Today started off strange right off the get-go. The person I left at my station last night had transformed herself into a cactus. She focused her prickly laser-like vehemence on me as soon as I came in. It seems I left one thing undone which she proceeded to turn into her own personal very big deal. She left a nasty gram in bold print on my computer, detailing everything that happened as a result of my little mistake. The mistake by the way, that could have easily been corrected in about 5 minutes if she had chosen to respond in a different way.

I felt bad for her co-worker, who is a very nice lady.  She was rolling her eyes behind “the talking cactus.” Then later, I was scolded for not showing up to lead stretches yesterday afternoon. That was my fault, it was my turn. Not only that, I was told that my stretch leading was not adequate. I needed to hold them for 20 seconds each and include more of a variety. So I marched over and took myself off that list too.
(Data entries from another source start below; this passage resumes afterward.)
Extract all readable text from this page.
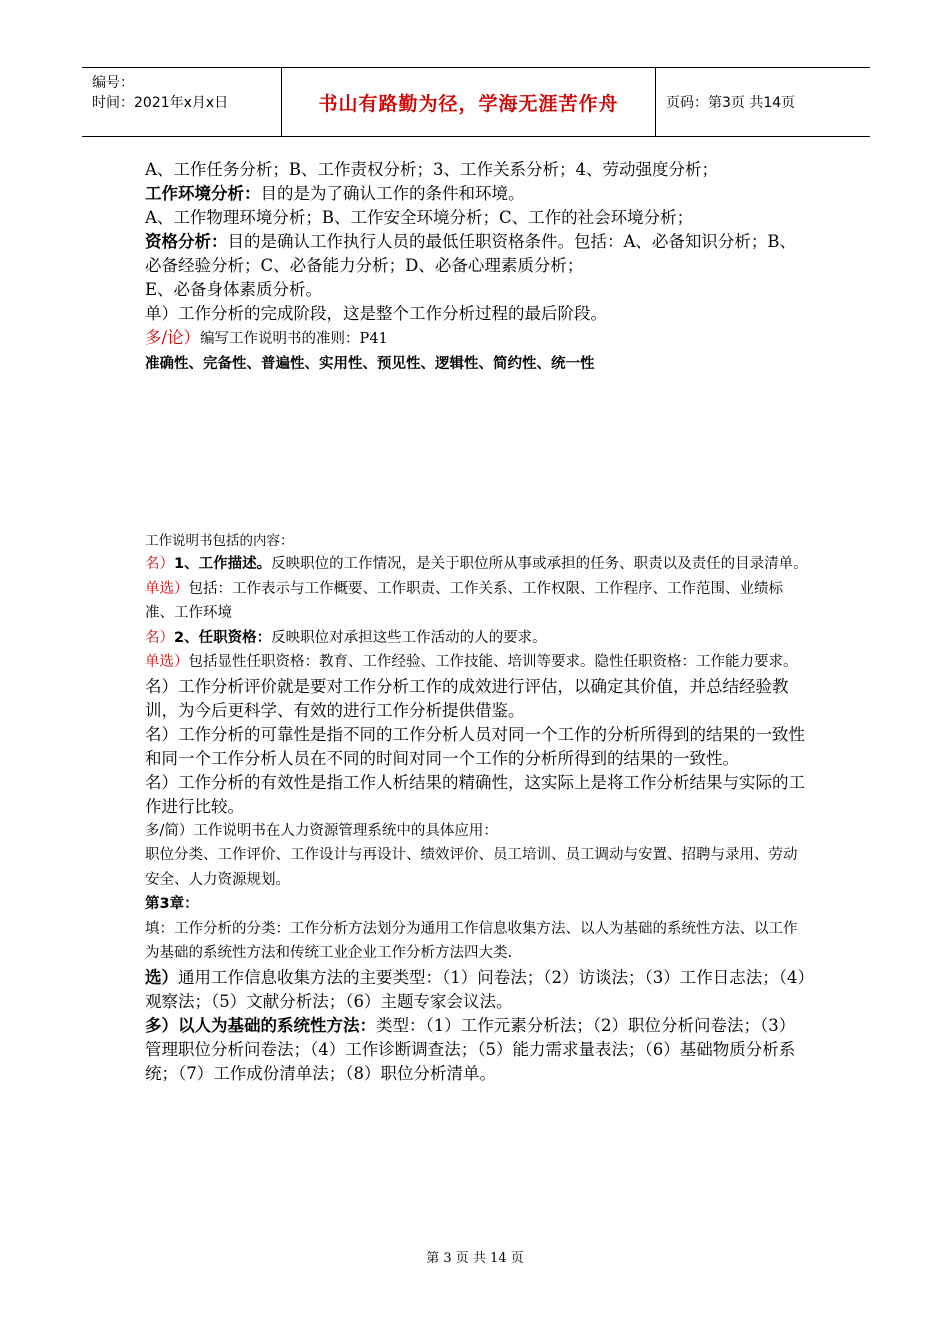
编号：
时间：2021年x月x日	书山有路勤为径，学海无涯苦作舟	页码：第3页 共14页

A、工作任务分析；B、工作责权分析；3、工作关系分析；4、劳动强度分析；

工作环境分析：目的是为了确认工作的条件和环境。

A、工作物理环境分析；B、工作安全环境分析；C、工作的社会环境分析；

资格分析：目的是确认工作执行人员的最低任职资格条件。包括：A、必备知识分析；B、必备经验分析；C、必备能力分析；D、必备心理素质分析；

E、必备身体素质分析。

单）工作分析的完成阶段，这是整个工作分析过程的最后阶段。

多/论）编写工作说明书的准则：P41

准确性、完备性、普遍性、实用性、预见性、逻辑性、简约性、统一性

工作说明书包括的内容：

名）1、工作描述。反映职位的工作情况，是关于职位所从事或承担的任务、职责以及责任的目录清单。

单选）包括：工作表示与工作概要、工作职责、工作关系、工作权限、工作程序、工作范围、业绩标准、工作环境

名）2、任职资格：反映职位对承担这些工作活动的人的要求。

单选）包括显性任职资格：教育、工作经验、工作技能、培训等要求。隐性任职资格：工作能力要求。

名）工作分析评价就是要对工作分析工作的成效进行评估，以确定其价值，并总结经验教训，为今后更科学、有效的进行工作分析提供借鉴。

名）工作分析的可靠性是指不同的工作分析人员对同一个工作的分析所得到的结果的一致性和同一个工作分析人员在不同的时间对同一个工作的分析所得到的结果的一致性。

名）工作分析的有效性是指工作人析结果的精确性，这实际上是将工作分析结果与实际的工作进行比较。

多/简）工作说明书在人力资源管理系统中的具体应用：

职位分类、工作评价、工作设计与再设计、绩效评价、员工培训、员工调动与安置、招聘与录用、劳动安全、人力资源规划。

第3章：

填：工作分析的分类：工作分析方法划分为通用工作信息收集方法、以人为基础的系统性方法、以工作为基础的系统性方法和传统工业企业工作分析方法四大类.

选）通用工作信息收集方法的主要类型：（1）问卷法；（2）访谈法；（3）工作日志法；（4）观察法；（5）文献分析法；（6）主题专家会议法。

多）以人为基础的系统性方法：类型：（1）工作元素分析法；（2）职位分析问卷法；（3）管理职位分析问卷法；（4）工作诊断调查法；（5）能力需求量表法；（6）基础物质分析系统；（7）工作成份清单法；（8）职位分析清单。

第 3 页 共 14 页
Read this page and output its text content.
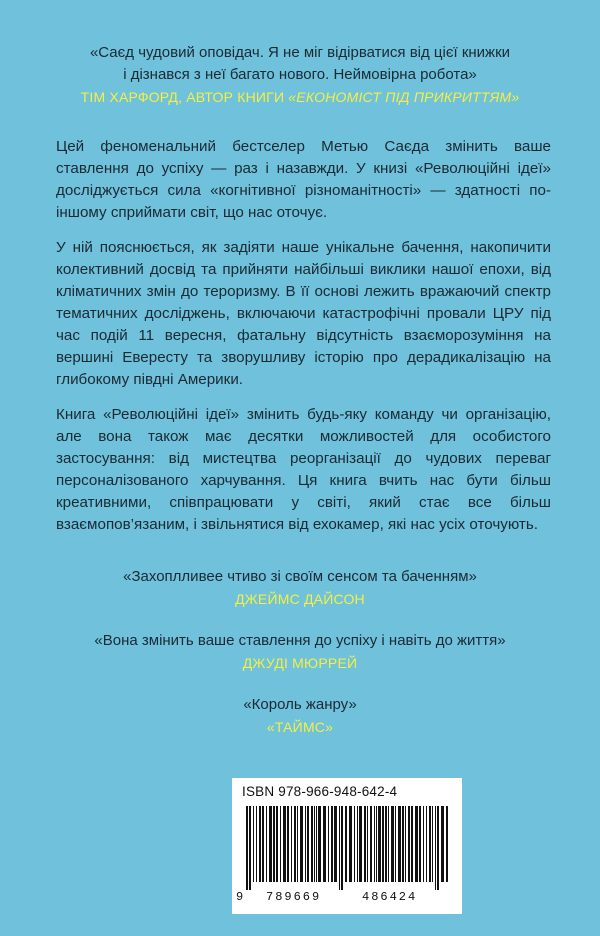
«Саєд чудовий оповідач. Я не міг відірватися від цієї книжки
і дізнався з неї багато нового. Неймовірна робота»
ТІМ ХАРФОРД, АВТОР КНИГИ «ЕКОНОМІСТ ПІД ПРИКРИТТЯМ»

Цей феноменальний бестселер Метью Саєда змінить ваше ставлення до успіху — раз і назавжди. У книзі «Революційні ідеї» досліджується сила «когнітивної різноманітності» — здатності по-іншому сприймати світ, що нас оточує.

У ній пояснюється, як задіяти наше унікальне бачення, накопичити колективний досвід та прийняти найбільші виклики нашої епохи, від кліматичних змін до тероризму. В її основі лежить вражаючий спектр тематичних досліджень, включаючи катастрофічні провали ЦРУ під час подій 11 вересня, фатальну відсутність взаєморозуміння на вершині Евересту та зворушливу історію про дерадикалізацію на глибокому півдні Америки.

Книга «Революційні ідеї» змінить будь-яку команду чи організацію, але вона також має десятки можливостей для особистого застосування: від мистецтва реорганізації до чудових переваг персоналізованого харчування. Ця книга вчить нас бути більш креативними, співпрацювати у світі, який стає все більш взаємопов’язаним, і звільнятися від ехокамер, які нас усіх оточують.

«Захоплливее чтиво зі своїм сенсом та баченням»
ДЖЕЙМС ДАЙСОН
«Вона змінить ваше ставлення до успіху і навіть до життя»
ДЖУДІ МЮРРЕЙ
«Король жанру»
«ТАЙМС»
ISBN 978-966-948-642-4
9 789669	486424
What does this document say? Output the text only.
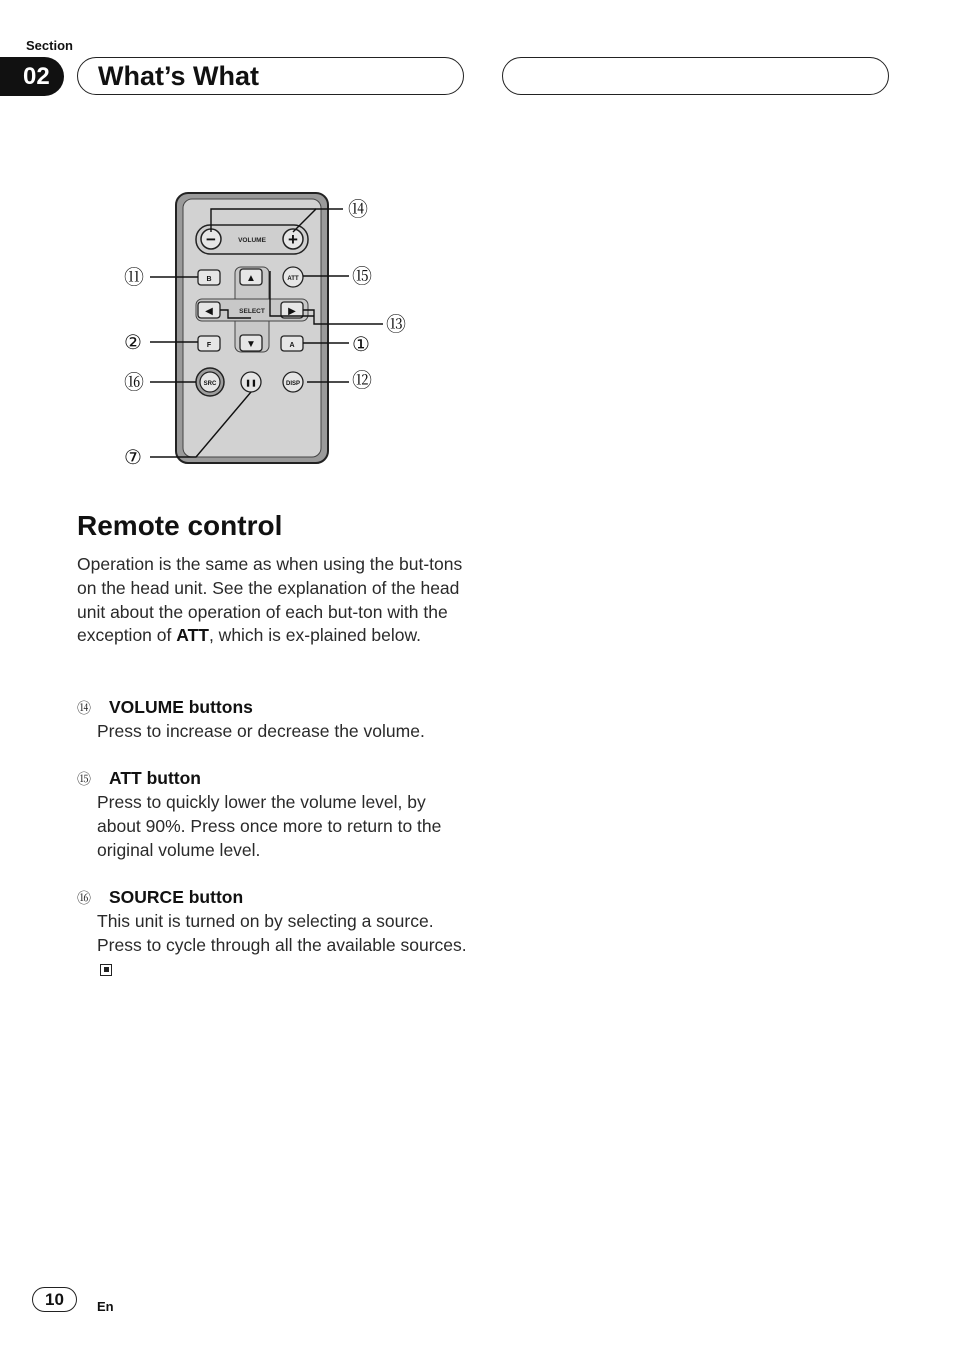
Section
02	What’s What
−	+
VOLUME
▲
▼
◀	▶
SELECT
B
F	A
ATT
SRC	❚❚	DISP
⑭
⑪	⑮
⑬
②	①
⑯	⑫
⑦
Remote control
Operation is the same as when using the but-tons on the head unit. See the explanation of the head unit about the operation of each but-ton with the exception of ATT, which is ex-plained below.
⑭ VOLUME buttons
Press to increase or decrease the volume.
⑮ ATT button
Press to quickly lower the volume level, by about 90%. Press once more to return to the original volume level.
⑯ SOURCE button
This unit is turned on by selecting a source. Press to cycle through all the available sources.
10	En
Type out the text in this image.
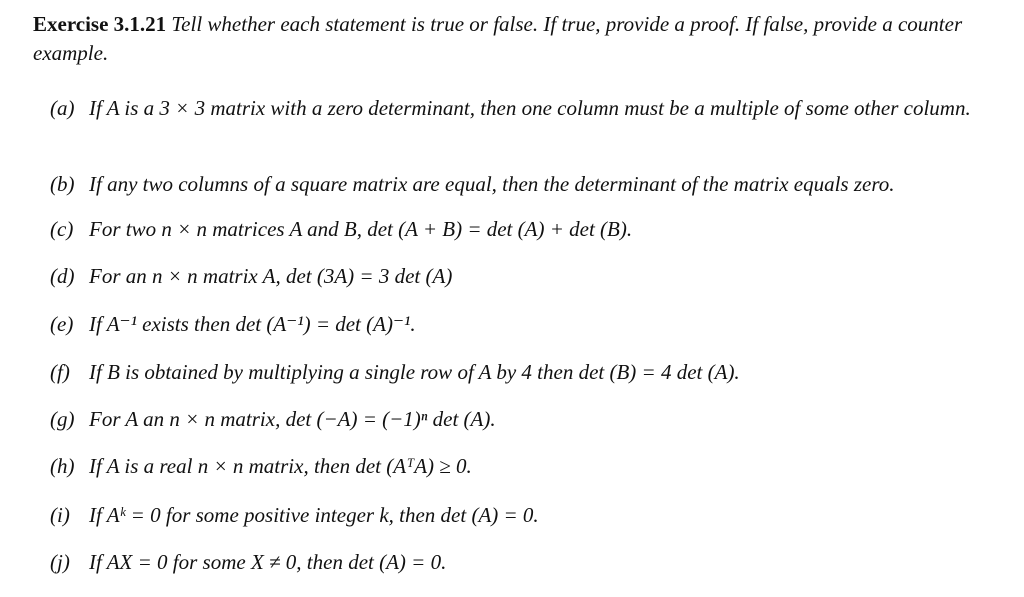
Exercise 3.1.21 Tell whether each statement is true or false. If true, provide a proof. If false, provide a counter example.
(a) If A is a 3 × 3 matrix with a zero determinant, then one column must be a multiple of some other column.
(b) If any two columns of a square matrix are equal, then the determinant of the matrix equals zero.
(c) For two n × n matrices A and B, det (A + B) = det (A) + det (B).
(d) For an n × n matrix A, det (3A) = 3 det (A)
(e) If A⁻¹ exists then det (A⁻¹) = det (A)⁻¹.
(f) If B is obtained by multiplying a single row of A by 4 then det (B) = 4 det (A).
(g) For A an n × n matrix, det (−A) = (−1)ⁿ det (A).
(h) If A is a real n × n matrix, then det (AᵀA) ≥ 0.
(i) If Aᵏ = 0 for some positive integer k, then det (A) = 0.
(j) If AX = 0 for some X ≠ 0, then det (A) = 0.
Sometimes we disappoint people, ourselves, God. It can’t be helped. I have learned some things through this, though. That if you are stressed to begin with, don’t raise your hand up in the air and volunteer for more.

Sometimes you have to take care of you.

Sometimes you just have to “check out”

After the stretching incident I went outside for a few minutes to regroup and play my “Words with friends.” It helped.While I was out there, I studied a little brown sparrow on the wall. I meditated on that little guy.

I noticed all the variant shades of brown. There must have been 20 that I could see. He was really a work of art. Then I remember what Jesus said about sparrows… they are valued by the Father. Noticed, counted. And how not one of them falls to the ground without Him knowing.

And He values you and me even more, much more, the Bible says.

I breathe deep. I start over. And now I will say a prayer for the counterpart that will come in tonight. I will be kind. Because I know there must be a reason why she acts as she does.

I also know that despite all the conditions in my life right now that are threatening to create that Perfect Storm? I have resources, I have people in my life who help me, support me, love me. And some have none of those things.

And writing about it really, really helps.

And most of all? I know the One who specializes in calming stormy seas.